To obtain the ClassID for a given encoding type, call ISHELL_GetHandler() with the interface ID AEEIID_ICharsetConv. For example, the following lines of code obtain the ClassID for the UTF-8 to UTF-16 conversion:

AEECLSID cls = 0;
ICharsetConv * piConv = NULL;

cls = ISHELL_GetHandler(ps, AEEIID_ICharsetConv, "UTF-8>UTF-16");

if (cls)
    nErr = ISHELL_CreateInstance(ps, cls, (void **) &piConv);

AEECLSID_SJISConv supports converting to and from the following encodings:

  • Shift_JIS
  • Shift_JIS-8: alias for Shift_JIS
  • Shift_JIS-16LE: Shift_JIS encoded in single 16-bit words
  • Shift_JIS-16BE
  • Shift_JIS-16HOST
  • UTF-8
  • UTF-16
  • UTF-16LE
  • UTF-16BE
  • UTF-16HOST
  • UCS-2
  • UCS-2LE
  • UCS-2BE
  • UTF-32
  • UTF-32LE
  • UTF-32BE
  • UTF-32HOST

If a required character set conversion is not provided by Brew MP, manufacturers may need to implement the conversion. Manufacturers can use the implementation of AEECLSID_SJISConv as an example. The source is available in the system\brewcore\src\aee\src\sjisconv directory in the Brew MP software.

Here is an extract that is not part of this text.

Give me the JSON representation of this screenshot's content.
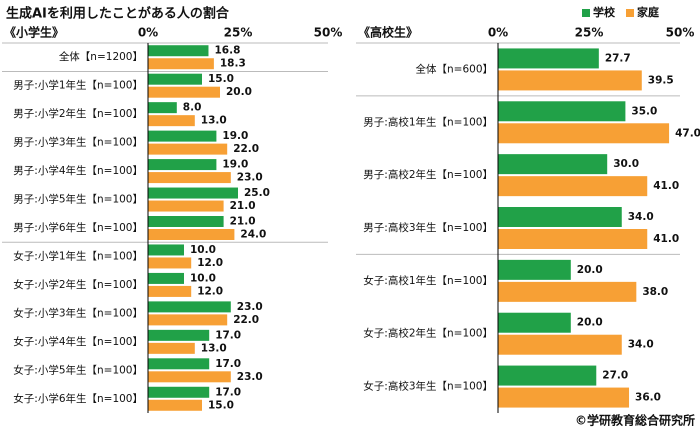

When implementing a conversion:

  • All ICharsetConv implementations must support conversion to and from the Unicode charset.
  • All ICharsetConv implementations must support wide and narrow encodings of their charsets.

When selecting fonts in mixed language environments (such as Chinese and English), it is recommended that applications select a font that supports an encoding type that works for all required character sets, if possible. This practice minimizes toggling between fonts (by calling IDISPLAY_SetFont()), and helps maintain a uniform look and feel in the UI.

Note: For accurate simulation of multi-language applications in the SDK environment, make sure that the same IFont implementations (classes) are present on the device and the PC. If the target contains custom text controllers based on proprietary engines, such as a predictive Chinese text input engine, additional testing must be done on the target to account for the difference.

In addition to ICharsetConv, the Brew MP Standard Library (AEEStdLib.h) provides helper functions to handle the EUC-KR and Shift-JIS variable-width encoding type:

  • STREXPAND(): this function takes an EUC-KR or Shift-JIS encoded string and returns an AECHAR string.
  • WSTRCOMPRESS(): this function takes an AECHAR string obtained from STREXPAND() and reverts the EUC_KR or Shift-JIS encoded string back to its original form.